Reimann Hendrik, Ramadan Rachid, Fettrow Tyler, Hafer Jocelyn F, Geyer Hartmut, Jeka John J
Department of Kinesiology and Applied Physiology, University of Delaware, Newark, DE, United States.
Institute for Neural Computation, Ruhr University, Bochum, Germany.
Front Sports Act Living. 2020 Jul 31;2:94. doi: 10.3389/fspor.2020.00094. eCollection 2020.
Maintaining balance during walking is a continuous sensorimotor control problem. Throughout the movement, the central nervous system has to collect sensory data about the current state of the body in space, use this information to detect possible threats to balance and adapt the movement pattern to ensure stability. Failure of this sensorimotor loop can lead to dire consequences in the form of falls, injury and death. Such failures tend to become more prevalent as people get older. While research has established a number of factors associated with higher risk of falls, we know relatively little about age-related changes of the underlying sensorimotor control loop and how such changes are related to empirically established risk factors. This paper approaches the problem of age-related fall risk from a neural control perspective. We begin by summarizing recent empirical findings about the neural control laws mapping sensory input to motor output for balance control during walking. These findings were established in young, neurotypical study populations and establish a baseline of sensorimotor control of balance. We then review correlates for deteriorating balance control in older adults, of muscle weakness, slow walking, cognitive decline, and increased visual dependency. While empirical associations between these factors and fall risk have been established reasonably well, we know relatively little about the underlying causal relationships. Establishing such causal relationships is hard, because the different factors all co-vary with age and are difficult to isolate empirically. One option to analyze the role of an individual factor for balance control is to use computational models of walking comprising all levels of the sensorimotor control loop. We introduce one such model that generates walking movement patterns from a short list of spinal reflex modules with limited supraspinal modulation for balance. We show how this model can be used to simulate empirical studies, and how comparison between the model and empirical results can indicate gaps in our current understanding of balance control. We also show how different aspects of aging can be added to this model to study their effect on balance control in isolation.
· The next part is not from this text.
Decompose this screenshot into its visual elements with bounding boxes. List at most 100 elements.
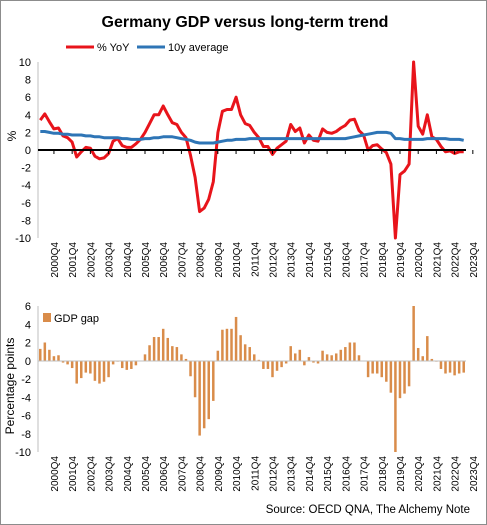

行走过程中保持平衡是一个持续的感觉运动控制问题。在整个运动过程中,中枢神经系统必须收集有关身体在空间中当前状态的感觉数据,利用这些信息检测可能对平衡造成的威胁,并调整运动模式以确保稳定性。这种感觉运动循环的失效可能会导致跌倒、受伤甚至死亡等严重后果。随着人们年龄的增长,此类失效情况往往会变得更加普遍。虽然研究已经确定了一些与跌倒风险较高相关的因素,但我们对潜在的感觉运动控制循环随年龄的变化以及这些变化与经验确定的风险因素之间的关系了解相对较少。本文从神经控制的角度探讨与年龄相关的跌倒风险问题。我们首先总结最近关于在行走过程中平衡控制时将感觉输入映射到运动输出的神经控制规律的实证研究结果。这些结果是在年轻的、神经功能正常的研究人群中得出的,为平衡的感觉运动控制建立了一个基线。然后,我们回顾了老年人平衡控制能力下降与肌肉无力、行走缓慢、认知能力下降以及视觉依赖增加之间的相关性。虽然这些因素与跌倒风险之间的实证关联已经得到了较好的确立,但我们对潜在的因果关系了解相对较少。确定这种因果关系很困难,因为不同因素都与年龄共同变化,并且很难通过实证进行分离。分析单个因素对平衡控制作用的一种方法是使用包含感觉运动控制循环各个层面的行走计算模型。我们介绍了这样一种模型,它从一小部分具有有限脊髓上调制以实现平衡的脊髓反射模块生成行走运动模式。我们展示了如何使用这个模型来模拟实证研究,以及模型与实证结果之间的比较如何能够揭示我们当前对平衡控制理解中的差距。我们还展示了如何将衰老的不同方面添加到这个模型中,以单独研究它们对平衡控制的影响。